- McAfee researchers find a “cocktail” of malicious software hiding behind false Deepseek applications
- The campaign attacks people looking for the generative AI tool
- Infosteralists, crypto minors and more are deployed in this way
The media threshing around Deepseek is the next great thing that cybercriminals exploit in their hacking campaigns, say the researchers of McAfee Labs.
The team explained how they saw cybercriminals create various websites, offering different versions of Deepseek to download. The victims would reach these websites through search engines, which also means that certain SEO poisoning were also involved in the campaign.
When they reach websites and download the software, the victims are infected with a “malware cocktail”, ranging from keyloggers and password thieves, to minors. These variants of malware can steal sensitive information (including banking identification information and cryptocurrency portfolio information) and can force the infected computer to exploit cryptocurrency, make them useless for almost everything else.
Faked
While on some websites, the victims are invited to download an application or a Deepseek program, on others – the Devil is in Captcha.
In some cases observed by MCAFEE, the victims would visit a website with a CAPTCHA which can be “resolved” by copying and sticking an order in the execution program on Windows. This order downloads and performs a malicious dropper.

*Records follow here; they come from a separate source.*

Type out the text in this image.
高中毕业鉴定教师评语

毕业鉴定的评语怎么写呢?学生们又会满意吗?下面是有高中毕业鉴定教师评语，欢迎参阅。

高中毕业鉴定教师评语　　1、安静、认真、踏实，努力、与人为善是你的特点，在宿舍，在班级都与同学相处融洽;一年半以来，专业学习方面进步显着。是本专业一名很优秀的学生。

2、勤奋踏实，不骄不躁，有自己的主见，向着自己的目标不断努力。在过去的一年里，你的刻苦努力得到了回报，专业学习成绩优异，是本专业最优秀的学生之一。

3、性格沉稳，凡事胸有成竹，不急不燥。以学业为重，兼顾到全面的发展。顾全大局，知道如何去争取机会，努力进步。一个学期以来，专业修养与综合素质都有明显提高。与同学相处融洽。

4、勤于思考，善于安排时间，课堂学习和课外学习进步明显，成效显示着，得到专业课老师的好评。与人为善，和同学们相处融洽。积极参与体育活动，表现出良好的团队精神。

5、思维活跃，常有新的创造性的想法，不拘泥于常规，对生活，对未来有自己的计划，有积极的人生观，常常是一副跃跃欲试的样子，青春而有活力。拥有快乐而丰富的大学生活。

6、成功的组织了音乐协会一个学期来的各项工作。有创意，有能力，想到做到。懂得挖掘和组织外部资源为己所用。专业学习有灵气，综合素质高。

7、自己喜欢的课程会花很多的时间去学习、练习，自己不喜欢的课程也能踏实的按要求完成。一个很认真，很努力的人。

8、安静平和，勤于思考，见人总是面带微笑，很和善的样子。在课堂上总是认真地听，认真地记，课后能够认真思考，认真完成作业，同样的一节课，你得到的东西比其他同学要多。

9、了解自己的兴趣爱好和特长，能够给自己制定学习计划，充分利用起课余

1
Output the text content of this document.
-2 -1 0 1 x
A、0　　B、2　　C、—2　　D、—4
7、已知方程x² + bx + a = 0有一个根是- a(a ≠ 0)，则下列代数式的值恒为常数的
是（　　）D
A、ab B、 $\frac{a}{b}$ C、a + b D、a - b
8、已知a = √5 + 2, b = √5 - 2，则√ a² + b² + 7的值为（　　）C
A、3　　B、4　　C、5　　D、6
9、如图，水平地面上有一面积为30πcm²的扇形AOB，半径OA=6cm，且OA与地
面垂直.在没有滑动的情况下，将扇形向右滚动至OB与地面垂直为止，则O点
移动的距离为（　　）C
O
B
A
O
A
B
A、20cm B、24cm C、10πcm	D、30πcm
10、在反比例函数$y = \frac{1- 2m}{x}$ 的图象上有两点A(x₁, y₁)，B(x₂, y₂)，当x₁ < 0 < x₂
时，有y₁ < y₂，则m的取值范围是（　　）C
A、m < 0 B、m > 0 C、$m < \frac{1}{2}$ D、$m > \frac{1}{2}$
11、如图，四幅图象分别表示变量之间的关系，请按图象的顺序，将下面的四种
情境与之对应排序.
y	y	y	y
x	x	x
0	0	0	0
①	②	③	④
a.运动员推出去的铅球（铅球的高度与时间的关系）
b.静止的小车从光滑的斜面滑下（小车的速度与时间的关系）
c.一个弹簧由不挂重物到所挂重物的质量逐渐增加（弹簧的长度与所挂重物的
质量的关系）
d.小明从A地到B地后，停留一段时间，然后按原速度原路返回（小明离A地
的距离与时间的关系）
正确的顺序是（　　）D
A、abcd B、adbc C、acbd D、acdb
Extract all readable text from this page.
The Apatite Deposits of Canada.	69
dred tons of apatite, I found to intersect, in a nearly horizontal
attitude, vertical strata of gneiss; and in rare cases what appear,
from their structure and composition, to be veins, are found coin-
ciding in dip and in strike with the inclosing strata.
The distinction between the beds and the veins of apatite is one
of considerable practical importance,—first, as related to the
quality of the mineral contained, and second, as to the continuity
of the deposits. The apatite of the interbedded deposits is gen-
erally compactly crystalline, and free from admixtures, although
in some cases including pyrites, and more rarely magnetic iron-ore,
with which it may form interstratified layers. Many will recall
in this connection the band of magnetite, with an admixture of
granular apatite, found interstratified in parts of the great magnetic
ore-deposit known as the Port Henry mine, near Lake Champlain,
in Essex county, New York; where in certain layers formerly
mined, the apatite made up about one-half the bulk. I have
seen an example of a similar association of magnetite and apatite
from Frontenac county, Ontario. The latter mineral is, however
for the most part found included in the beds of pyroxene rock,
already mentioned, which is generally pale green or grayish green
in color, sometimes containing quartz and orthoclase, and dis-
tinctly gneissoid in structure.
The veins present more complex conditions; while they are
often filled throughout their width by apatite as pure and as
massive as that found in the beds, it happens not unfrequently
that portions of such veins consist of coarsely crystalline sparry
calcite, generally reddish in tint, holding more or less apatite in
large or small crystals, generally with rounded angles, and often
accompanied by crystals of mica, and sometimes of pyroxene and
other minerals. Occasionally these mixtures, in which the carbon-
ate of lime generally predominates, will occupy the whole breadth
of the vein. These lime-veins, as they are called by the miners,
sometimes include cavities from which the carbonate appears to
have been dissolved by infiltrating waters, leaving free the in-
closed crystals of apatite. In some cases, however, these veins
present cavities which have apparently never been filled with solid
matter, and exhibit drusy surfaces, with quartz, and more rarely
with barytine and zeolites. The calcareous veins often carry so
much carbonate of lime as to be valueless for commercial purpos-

To stay safe, you must remain vigilant at all times. Instead of “Googler” for something, visit the website directly and if you do not know the address, examine each link returned by the search engine.
In addition, a real Captcha will never ask you to stick an order in the execution program.
Pirates are known to exploit current trends to distribute malware. Similar campaigns were observed when the cat-gpt released, both for Windows and Android.
Major events, such as Black Friday and Cyber Monday, the Olympic Games, the World Cup and others, have all been mistreated in the past. The Breakout COVID-19, the Russian-Ukrainian war and the American presidential elections, all served as flight flight platforms, distribution of malicious software and wire fraud.